While the US Navy continues to push for unmanned fleets, DARPA moves ahead with the No Manning Required, Ship (NOMARS) program, following the successful development of the autonomous Sea Hunter vessel in 2016.
The Navy has been looking to beef-up its unmanned fleet for some time now with plans for “a fleet of 10 corvette-sized large unmanned surface vessels (LUSV) within the next five years to assist its main manned fleet by completing ‘dull, dirty, or dangerous’ missions.”
“NOMARS will focus on exploring novel approaches to the design of the seaframe (the ship without mission systems) while accommodating representative payload size, weight, and power”
Last month the Defense Advanced Research Projects Agency (DARPA) set a proposers day for January 13 to detail the NOMARS program ahead of a broad agency announcement.
NOMARS “seeks to design a ship that can operate autonomously for long durations at sea, enabling a clean-sheet ship design process that eliminates design considerations associated with crew,” according to the proposers day brief.
Like clockwork, the announcement came just one month before Defense News reported that, “The head of the US Navy’s Fleet Forces Command has ordered the service’s surface force to develop a concept of operations for both the large and medium unmanned surface vessels in development.”
What’s unique about developing an unmanned naval ship is that the presence of humans is taken completely out of the equation, so everything needs to be adapted with that in mind — there’ll be no one there to make repairs, the use of space is completely redesigned without the need for crew safety or comfort, and the vessels will have to be reliable and survivable on their own upon the hostile seas.
Exploring these uncharted waters takes innovation, and DARPA is looking at some interesting specifications for the NOMARS program with two research tracks.
“By removing the human element from all ship design considerations, the program intends to demonstrate significant advantages, to include size, cost, at-sea reliability, survivability to sea-state, and survivability to adversary actions such as stealth considerations and resistance to tampering,” the NOMARS program description reads.
On December 20, 2019, Breaking Defense reported that the White House Office of Management and Budget (OMB) had “instructed the Navy to come up with a plan ‘to achieve a 355-ship combined fleet, including manned and unmanned ships, by 2030.’
“To help the service boost the size of the fleet, OMB also ordered the Pentagon to ‘submit a legislative proposal to redefine a battleforce ship to include unmanned ships, complete with clearly defined capability and performance thresholds to define a ship’s inclusion in the overall battleforce ship count.'”
The legislative proposal would ultimately have to be approved by Congress.

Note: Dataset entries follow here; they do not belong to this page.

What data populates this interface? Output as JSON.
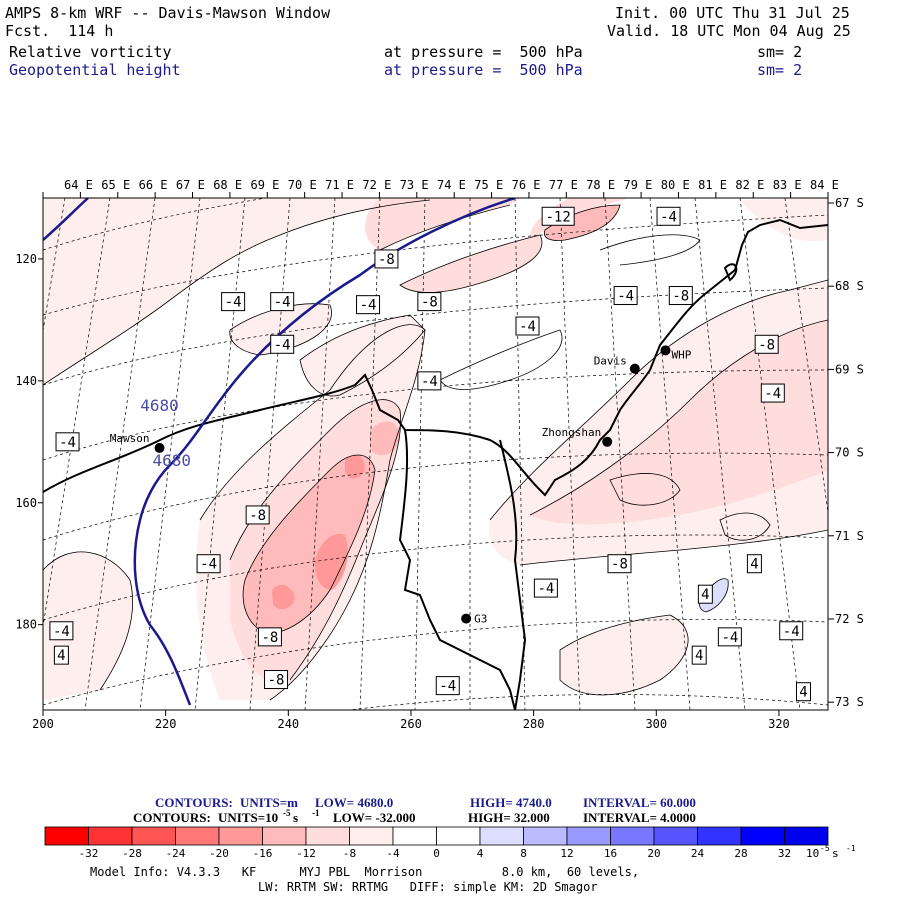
{
  "header": {
    "title": "AMPS 8-km WRF -- Davis-Mawson Window",
    "forecast": "Fcst.  114 h",
    "init": "Init. 00 UTC Thu 31 Jul 25",
    "valid": "Valid. 18 UTC Mon 04 Aug 25",
    "field1": {
      "name": "Relative vorticity",
      "pressure": "at pressure =  500 hPa",
      "smooth": "sm= 2"
    },
    "field2": {
      "name": "Geopotential height",
      "pressure": "at pressure =  500 hPa",
      "smooth": "sm= 2"
    }
  },
  "map": {
    "lon_labels": [
      "64 E",
      "65 E",
      "66 E",
      "67 E",
      "68 E",
      "69 E",
      "70 E",
      "71 E",
      "72 E",
      "73 E",
      "74 E",
      "75 E",
      "76 E",
      "77 E",
      "78 E",
      "79 E",
      "80 E",
      "81 E",
      "82 E",
      "83 E",
      "84 E"
    ],
    "lat_labels": [
      "67 S",
      "68 S",
      "69 S",
      "70 S",
      "71 S",
      "72 S",
      "73 S"
    ],
    "x_ticks": [
      "200",
      "220",
      "240",
      "260",
      "280",
      "300",
      "320"
    ],
    "y_ticks": [
      "120",
      "140",
      "160",
      "180"
    ],
    "stations": [
      {
        "name": "Mawson",
        "x": 219,
        "y": 151
      },
      {
        "name": "Davis",
        "x": 296.5,
        "y": 138
      },
      {
        "name": "WHP",
        "x": 301.5,
        "y": 135
      },
      {
        "name": "Zhongshan",
        "x": 292,
        "y": 150
      },
      {
        "name": "G3",
        "x": 269,
        "y": 179
      }
    ],
    "height_labels": [
      {
        "text": "4680",
        "x": 219,
        "y": 144
      },
      {
        "text": "4680",
        "x": 221,
        "y": 153
      }
    ],
    "vort_labels": [
      {
        "text": "-4",
        "x": 231,
        "y": 127
      },
      {
        "text": "-4",
        "x": 239,
        "y": 127
      },
      {
        "text": "-4",
        "x": 253,
        "y": 127.5
      },
      {
        "text": "-8",
        "x": 256,
        "y": 120
      },
      {
        "text": "-12",
        "x": 284,
        "y": 113
      },
      {
        "text": "-4",
        "x": 302,
        "y": 113
      },
      {
        "text": "-8",
        "x": 263,
        "y": 127
      },
      {
        "text": "-4",
        "x": 295,
        "y": 126
      },
      {
        "text": "-4",
        "x": 279,
        "y": 131
      },
      {
        "text": "-8",
        "x": 304,
        "y": 126
      },
      {
        "text": "-8",
        "x": 318,
        "y": 134
      },
      {
        "text": "-4",
        "x": 239,
        "y": 134
      },
      {
        "text": "-4",
        "x": 263,
        "y": 140
      },
      {
        "text": "-4",
        "x": 319,
        "y": 142
      },
      {
        "text": "-4",
        "x": 204,
        "y": 150
      },
      {
        "text": "-8",
        "x": 235,
        "y": 162
      },
      {
        "text": "-4",
        "x": 227,
        "y": 170
      },
      {
        "text": "-8",
        "x": 294,
        "y": 170
      },
      {
        "text": "-4",
        "x": 282,
        "y": 174
      },
      {
        "text": "4",
        "x": 308,
        "y": 175
      },
      {
        "text": "4",
        "x": 316,
        "y": 170
      },
      {
        "text": "-4",
        "x": 203,
        "y": 181
      },
      {
        "text": "4",
        "x": 203,
        "y": 185
      },
      {
        "text": "-8",
        "x": 237,
        "y": 182
      },
      {
        "text": "-8",
        "x": 238,
        "y": 189
      },
      {
        "text": "-4",
        "x": 312,
        "y": 182
      },
      {
        "text": "-4",
        "x": 322,
        "y": 181
      },
      {
        "text": "4",
        "x": 307,
        "y": 185
      },
      {
        "text": "-4",
        "x": 266,
        "y": 190
      },
      {
        "text": "4",
        "x": 324,
        "y": 191
      }
    ]
  },
  "legend": {
    "height_line": {
      "contours": "CONTOURS:",
      "units": "UNITS=m",
      "low": "LOW=  4680.0",
      "high": "HIGH=  4740.0",
      "interval": "INTERVAL=   60.000"
    },
    "vort_line": {
      "contours": "CONTOURS:",
      "units": "UNITS=10",
      "units_exp": "-5",
      "units_suffix": " s",
      "units_suffix_exp": "-1",
      "low": "LOW=  -32.000",
      "high": "HIGH=  32.000",
      "interval": "INTERVAL=   4.0000"
    },
    "colors": [
      "#ff0000",
      "#ff3333",
      "#ff5555",
      "#ff7777",
      "#ff9999",
      "#ffbbbb",
      "#ffdddd",
      "#ffeeee",
      "#ffffff",
      "#ffffff",
      "#ddddff",
      "#bbbbff",
      "#9999ff",
      "#7777ff",
      "#5555ff",
      "#3333ff",
      "#0000ff",
      "#0000ee"
    ],
    "tick_labels": [
      "-32",
      "-28",
      "-24",
      "-20",
      "-16",
      "-12",
      "-8",
      "-4",
      "0",
      "4",
      "8",
      "12",
      "16",
      "20",
      "24",
      "28",
      "32"
    ],
    "units_label": "10",
    "units_exp": "-5",
    "units_suffix": " s",
    "units_suffix_exp": "-1"
  },
  "footer": {
    "line1": "Model Info: V4.3.3   KF      MYJ PBL  Morrison           8.0 km,  60 levels,",
    "line2": "LW: RRTM SW: RRTMG   DIFF: simple KM: 2D Smagor"
  }
}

The Pentagon’s 2020 Defense Budget Overview reported that $3.7 million was budgeted to invest in Unmanned/Autonomous technology that “Enhances freedom of maneuver and lethality in contested environments through development of offensive-armed Unmanned Surface Vessel, Unmanned Undersea Vehicle, and Autonomous Logistics Platforms.”
The Pentagon’s investment into Unmanned Surface Vessels, paired with increased investment in long-range maritime munitions, “represents a paradigm shift towards a more balanced, distributed, lethal, survivable, and cost-imposing naval force that will better exploit adversary weaknesses and project power into contested environments,” according to the report.
Breaking Defense added, “The 2020 defense budget provides $407 million for the Navy to buy large unmanned surface vessels, but does not allow the service to arm them with missile-carrying vertical launch systems just yet.”
Nowhere in the NOMARS program description does DARPA say what the unmanned vessels will be used for, which could be anything from surveillance and reconnaissance to possibly even combat.
As it stands, NOMARS will focus on exploring novel approaches to the design of the seaframe (the ship without mission systems) while accommodating representative payload size, weight, and power.
Perhaps some day this technology could also be used for scientific study and academic exploration as many technologies researched and developed at DARPA later become publicly available after first going through military and intelligence use.
In 2016 DARPA successfully completed its Anti-Submarine Warfare (ASW) Continuous Trail Unmanned Vessel (ACTUV) program and officially transferred the technology demonstration vessel, christened Sea Hunter, to the Office of Naval Research (ONR).
An April 2016 christening ceremony marked the vessel’s formal transition from a DARPA-led design and construction project to a new stage of open-water testing conducted jointly with ONR.